A Quiet Place makes it starkly apparent how loud other movies have become.
Co-written by John Krasinski, who also stars and directs, the movie takes place in the aftermath of an unexplained invasion of terrifying monsters—giant, icky, praying mantis-type creatures who hunt their prey by sound. A Quiet Place opens some 90 days after their arrival and focuses on the Abbotts, a young family who has managed to survive by creeping through their abandoned small town like church mice. The Abbotts consist of father Lee (Krasinski); mother Evelyn (Emily Blunt, Krasinski’s real-life wife); pre-teen daughter Regan (Millicent Simmonds), who, like Simmonds herself, has a hearing impairment; younger son Marcus (Noah Jupe); and toddler Beau (Cade Woodward). We first meet them tiptoeing through an abandoned pharmacy, desperately in search of medicine for the ailing Marcus.

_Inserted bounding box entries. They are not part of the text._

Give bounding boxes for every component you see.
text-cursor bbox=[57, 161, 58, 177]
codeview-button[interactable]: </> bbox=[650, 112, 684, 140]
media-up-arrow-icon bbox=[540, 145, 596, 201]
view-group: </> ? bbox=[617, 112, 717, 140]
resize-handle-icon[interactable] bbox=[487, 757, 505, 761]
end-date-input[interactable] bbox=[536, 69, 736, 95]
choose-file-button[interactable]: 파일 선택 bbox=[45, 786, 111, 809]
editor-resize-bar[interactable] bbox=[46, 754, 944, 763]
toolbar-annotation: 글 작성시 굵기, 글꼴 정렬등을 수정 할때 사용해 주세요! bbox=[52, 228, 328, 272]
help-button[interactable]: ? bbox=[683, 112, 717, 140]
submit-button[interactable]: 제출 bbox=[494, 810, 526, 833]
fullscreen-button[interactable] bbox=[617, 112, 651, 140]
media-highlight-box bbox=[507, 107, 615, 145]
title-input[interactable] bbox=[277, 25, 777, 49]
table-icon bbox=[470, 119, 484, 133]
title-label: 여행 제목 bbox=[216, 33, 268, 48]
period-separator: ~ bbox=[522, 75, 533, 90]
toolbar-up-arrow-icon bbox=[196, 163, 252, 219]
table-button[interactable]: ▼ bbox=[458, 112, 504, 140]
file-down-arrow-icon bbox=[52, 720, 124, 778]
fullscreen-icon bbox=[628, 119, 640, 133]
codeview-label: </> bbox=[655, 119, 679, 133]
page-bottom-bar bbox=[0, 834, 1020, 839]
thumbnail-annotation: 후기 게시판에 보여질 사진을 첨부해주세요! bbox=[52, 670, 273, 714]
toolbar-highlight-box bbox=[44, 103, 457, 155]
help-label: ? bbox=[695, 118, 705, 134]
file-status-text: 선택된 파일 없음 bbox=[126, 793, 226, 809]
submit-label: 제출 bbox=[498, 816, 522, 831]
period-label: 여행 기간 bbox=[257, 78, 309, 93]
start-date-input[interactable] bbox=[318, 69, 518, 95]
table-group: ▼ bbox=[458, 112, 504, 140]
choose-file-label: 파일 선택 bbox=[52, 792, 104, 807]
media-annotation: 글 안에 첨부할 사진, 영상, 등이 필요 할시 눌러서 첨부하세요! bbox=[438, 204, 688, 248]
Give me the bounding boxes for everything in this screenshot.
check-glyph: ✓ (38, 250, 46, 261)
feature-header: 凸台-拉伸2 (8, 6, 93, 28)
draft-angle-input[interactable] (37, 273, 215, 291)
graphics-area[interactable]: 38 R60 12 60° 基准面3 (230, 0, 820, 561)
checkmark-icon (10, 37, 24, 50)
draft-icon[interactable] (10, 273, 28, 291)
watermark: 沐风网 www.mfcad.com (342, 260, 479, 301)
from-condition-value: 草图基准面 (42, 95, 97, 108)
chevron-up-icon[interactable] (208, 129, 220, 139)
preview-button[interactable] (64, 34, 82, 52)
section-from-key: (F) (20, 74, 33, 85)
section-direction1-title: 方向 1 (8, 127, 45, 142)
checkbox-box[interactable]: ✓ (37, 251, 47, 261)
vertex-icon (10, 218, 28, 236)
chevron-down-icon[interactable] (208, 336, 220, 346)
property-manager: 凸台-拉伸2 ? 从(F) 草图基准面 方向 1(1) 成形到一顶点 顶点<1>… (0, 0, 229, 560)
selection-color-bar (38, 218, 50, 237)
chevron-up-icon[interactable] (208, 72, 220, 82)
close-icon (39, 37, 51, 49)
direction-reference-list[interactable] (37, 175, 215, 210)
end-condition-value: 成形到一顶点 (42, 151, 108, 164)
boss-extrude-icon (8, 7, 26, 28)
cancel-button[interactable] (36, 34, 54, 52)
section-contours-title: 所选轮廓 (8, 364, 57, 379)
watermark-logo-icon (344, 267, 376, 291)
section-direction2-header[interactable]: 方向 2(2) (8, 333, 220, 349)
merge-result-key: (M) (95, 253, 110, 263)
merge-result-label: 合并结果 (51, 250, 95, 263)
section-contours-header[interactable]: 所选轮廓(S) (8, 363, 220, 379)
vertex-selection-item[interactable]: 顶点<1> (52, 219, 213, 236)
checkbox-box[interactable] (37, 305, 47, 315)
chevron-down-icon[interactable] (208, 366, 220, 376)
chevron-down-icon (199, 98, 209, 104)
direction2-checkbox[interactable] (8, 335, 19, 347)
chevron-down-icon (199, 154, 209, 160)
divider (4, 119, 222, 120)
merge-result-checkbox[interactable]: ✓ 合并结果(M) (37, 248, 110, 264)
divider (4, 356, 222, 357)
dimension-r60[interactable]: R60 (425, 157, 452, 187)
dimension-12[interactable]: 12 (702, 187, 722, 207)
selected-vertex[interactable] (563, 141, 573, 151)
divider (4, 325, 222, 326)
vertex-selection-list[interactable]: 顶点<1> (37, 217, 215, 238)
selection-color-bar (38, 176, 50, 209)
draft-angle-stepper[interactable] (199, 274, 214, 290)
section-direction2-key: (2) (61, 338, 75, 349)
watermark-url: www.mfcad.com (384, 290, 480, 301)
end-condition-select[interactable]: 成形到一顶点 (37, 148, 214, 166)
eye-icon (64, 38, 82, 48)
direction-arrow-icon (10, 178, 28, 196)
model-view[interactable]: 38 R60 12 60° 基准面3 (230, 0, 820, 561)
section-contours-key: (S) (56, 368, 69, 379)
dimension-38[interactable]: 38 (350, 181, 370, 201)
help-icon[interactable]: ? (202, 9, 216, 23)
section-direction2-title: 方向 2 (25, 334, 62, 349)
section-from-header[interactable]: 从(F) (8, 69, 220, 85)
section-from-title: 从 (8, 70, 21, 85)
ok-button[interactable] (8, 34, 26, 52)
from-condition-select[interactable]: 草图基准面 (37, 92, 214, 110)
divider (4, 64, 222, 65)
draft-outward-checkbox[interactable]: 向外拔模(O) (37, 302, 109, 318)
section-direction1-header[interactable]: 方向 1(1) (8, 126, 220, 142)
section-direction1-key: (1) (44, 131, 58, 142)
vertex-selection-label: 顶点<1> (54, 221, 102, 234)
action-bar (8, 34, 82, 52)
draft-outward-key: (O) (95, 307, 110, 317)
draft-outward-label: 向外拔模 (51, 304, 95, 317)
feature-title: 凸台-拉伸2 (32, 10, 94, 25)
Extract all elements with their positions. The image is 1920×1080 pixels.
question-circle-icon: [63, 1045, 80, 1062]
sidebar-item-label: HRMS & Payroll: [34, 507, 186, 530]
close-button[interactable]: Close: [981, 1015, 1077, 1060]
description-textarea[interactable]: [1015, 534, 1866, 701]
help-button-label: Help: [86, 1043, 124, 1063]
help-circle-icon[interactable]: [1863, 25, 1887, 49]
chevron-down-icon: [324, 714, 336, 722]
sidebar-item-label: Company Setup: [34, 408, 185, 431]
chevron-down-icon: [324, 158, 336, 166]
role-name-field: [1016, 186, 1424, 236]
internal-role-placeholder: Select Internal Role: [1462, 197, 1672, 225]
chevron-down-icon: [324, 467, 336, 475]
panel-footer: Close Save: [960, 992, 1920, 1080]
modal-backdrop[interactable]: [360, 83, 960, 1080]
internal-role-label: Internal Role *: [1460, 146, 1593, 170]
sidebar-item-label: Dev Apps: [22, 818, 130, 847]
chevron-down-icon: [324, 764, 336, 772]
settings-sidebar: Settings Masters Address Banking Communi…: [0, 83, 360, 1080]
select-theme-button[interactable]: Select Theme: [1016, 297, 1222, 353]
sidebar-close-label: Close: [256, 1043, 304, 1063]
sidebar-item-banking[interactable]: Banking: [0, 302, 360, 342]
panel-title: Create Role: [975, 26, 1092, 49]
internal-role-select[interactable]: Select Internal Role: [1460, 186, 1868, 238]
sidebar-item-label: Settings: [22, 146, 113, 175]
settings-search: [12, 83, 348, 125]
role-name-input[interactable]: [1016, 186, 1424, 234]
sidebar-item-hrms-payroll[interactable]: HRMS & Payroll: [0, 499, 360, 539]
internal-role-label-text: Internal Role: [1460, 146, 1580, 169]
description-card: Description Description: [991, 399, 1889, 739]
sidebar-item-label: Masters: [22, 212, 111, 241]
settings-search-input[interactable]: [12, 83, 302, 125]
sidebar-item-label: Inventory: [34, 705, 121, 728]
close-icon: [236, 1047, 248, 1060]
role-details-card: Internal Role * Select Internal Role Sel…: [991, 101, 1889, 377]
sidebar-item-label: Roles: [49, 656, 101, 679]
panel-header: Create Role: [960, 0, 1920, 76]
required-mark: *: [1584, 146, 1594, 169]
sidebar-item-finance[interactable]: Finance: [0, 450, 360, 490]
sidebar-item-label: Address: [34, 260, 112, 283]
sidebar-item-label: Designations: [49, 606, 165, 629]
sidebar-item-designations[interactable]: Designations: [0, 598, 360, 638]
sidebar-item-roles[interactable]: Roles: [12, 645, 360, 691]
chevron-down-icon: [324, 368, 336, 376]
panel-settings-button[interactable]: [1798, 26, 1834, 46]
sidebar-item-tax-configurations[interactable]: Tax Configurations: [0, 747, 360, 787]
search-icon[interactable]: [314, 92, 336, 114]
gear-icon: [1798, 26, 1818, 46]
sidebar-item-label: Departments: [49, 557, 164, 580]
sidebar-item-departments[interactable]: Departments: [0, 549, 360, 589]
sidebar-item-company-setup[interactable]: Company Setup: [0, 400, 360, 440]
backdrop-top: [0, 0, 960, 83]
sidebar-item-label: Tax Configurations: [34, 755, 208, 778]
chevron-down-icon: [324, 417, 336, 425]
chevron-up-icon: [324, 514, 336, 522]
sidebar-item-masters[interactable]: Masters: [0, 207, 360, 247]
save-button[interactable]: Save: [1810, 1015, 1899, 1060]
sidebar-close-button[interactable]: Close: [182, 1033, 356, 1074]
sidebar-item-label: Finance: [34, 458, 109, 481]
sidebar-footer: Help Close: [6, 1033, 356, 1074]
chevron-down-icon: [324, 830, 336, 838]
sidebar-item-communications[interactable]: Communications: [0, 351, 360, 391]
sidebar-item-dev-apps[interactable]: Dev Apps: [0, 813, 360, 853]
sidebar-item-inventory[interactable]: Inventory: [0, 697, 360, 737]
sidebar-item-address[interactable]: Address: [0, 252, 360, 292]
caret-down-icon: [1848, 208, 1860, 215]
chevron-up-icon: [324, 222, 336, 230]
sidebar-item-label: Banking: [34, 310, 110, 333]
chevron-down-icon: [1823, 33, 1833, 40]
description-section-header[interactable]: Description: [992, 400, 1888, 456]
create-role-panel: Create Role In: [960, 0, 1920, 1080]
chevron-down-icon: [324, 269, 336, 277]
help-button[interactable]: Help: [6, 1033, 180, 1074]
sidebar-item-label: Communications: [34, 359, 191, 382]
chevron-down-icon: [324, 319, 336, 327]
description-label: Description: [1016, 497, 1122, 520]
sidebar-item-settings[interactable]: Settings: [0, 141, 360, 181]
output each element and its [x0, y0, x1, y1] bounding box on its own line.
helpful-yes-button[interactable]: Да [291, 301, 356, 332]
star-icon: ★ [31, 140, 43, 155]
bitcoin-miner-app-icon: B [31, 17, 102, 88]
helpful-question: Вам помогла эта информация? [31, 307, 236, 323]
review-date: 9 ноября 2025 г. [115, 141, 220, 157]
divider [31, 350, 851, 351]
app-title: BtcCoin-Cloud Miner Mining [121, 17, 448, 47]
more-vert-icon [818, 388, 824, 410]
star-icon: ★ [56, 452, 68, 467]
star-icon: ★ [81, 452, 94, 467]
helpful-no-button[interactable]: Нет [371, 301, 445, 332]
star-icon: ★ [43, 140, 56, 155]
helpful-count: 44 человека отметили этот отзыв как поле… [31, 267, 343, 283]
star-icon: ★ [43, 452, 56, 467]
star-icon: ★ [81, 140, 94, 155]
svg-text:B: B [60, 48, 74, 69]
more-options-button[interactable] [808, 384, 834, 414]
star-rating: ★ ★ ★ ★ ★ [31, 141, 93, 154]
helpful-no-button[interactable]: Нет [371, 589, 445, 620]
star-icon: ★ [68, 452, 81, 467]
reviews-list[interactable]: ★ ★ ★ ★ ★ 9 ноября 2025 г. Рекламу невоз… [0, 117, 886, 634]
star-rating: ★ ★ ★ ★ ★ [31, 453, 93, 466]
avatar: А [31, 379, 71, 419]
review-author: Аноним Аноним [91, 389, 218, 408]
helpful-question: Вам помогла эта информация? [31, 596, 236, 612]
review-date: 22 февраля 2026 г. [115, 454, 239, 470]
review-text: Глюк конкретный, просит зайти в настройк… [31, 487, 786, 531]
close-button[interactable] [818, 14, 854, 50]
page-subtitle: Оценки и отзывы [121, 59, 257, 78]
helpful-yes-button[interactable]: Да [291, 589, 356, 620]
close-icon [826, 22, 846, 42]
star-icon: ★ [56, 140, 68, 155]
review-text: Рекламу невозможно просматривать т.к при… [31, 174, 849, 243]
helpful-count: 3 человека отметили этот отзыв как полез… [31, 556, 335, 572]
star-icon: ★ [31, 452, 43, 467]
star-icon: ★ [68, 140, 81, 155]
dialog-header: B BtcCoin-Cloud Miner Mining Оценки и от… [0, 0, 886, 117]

Krasinski shows a knack for cinematically establishing this horror scenario and wringing significant suspense from it. When Evelyn sees a shelf of pill bottles, the one she needs is tipped on its side, so that she has to slowly, ever so slowly, turn it over without making the slightest sound. Frequently the camera focuses on the Abbotts’ feet, as that is the main source of noise they emit. There is a score, but it’s relatively restrained. Instead the soundscape is mostly devoted to the non-human noises—rustling leaves, whooshing wind—that now dominate the world. Occasionally the movie adds another level of muffled silence when we “hear” things from Regan’s impaired point of view, demonstrating the irony and vulnerability of her condition.
After a terrifying encounter with one of the creatures in that opening sequence, A Quiet Place settles in to establish the Abbotts’ unusual domestic routine: replenishing pathways of sand around the farm where they live, so as to dampen their footsteps; having dinner on broad leaves rather than clinking plates; playing Monopoly with cloth tokens. Aside from the ever-present fear of making inadvertent sounds, the Abbotts seem to live in a peaceful hush. Certainly it seems like a reasonable alternative to existing within the assaultive sound design of something like, say, Rampage.
Eventually, at day 473, things kick into high gear—and from that point on the movie doesn’t stop. Evelyn has at this point become pregnant and is due any day. (The movie never clarifies whether the pregnancy is a disastrous accident or a self-destructive gesture of hope.) Left alone on the homestead one day, she goes into labor, and try as she might even her whimpers attract the creatures. From there A Quiet Place becomes a rush of horror intensity—part Alien, part Night of the Living Dead—with Evelyn’s delivery as the excruciating, gruesome centerpiece.
Blunt often brings a unique combination of delicacy and resiliency to her performances, and it’s that quality that sustains the delivery sequence, keeping you emotionally tethered no matter how outrageous things get. If you find yourself raising an eyebrow at the traditional gender roles the movie has so far seemed intent on affirming—with Blunt’s Evelyn as the domestic help and Krasinski’s Lee as the protector and provider—that proves to be all setup up for a surprising, somewhat subversive ending. I won’t give it away, but will note that the finale allows both Evelyn and Regan—the latter of whom has been somewhat sidelined by her overprotective father—to share a crucial moment of empowerment.
That also proves to be the perfect place to end the film, and so A Quiet Place wisely, quickly comes to a close in that same instant. Which makes sense; if any movie knows when nothing more needs to be said, this is it.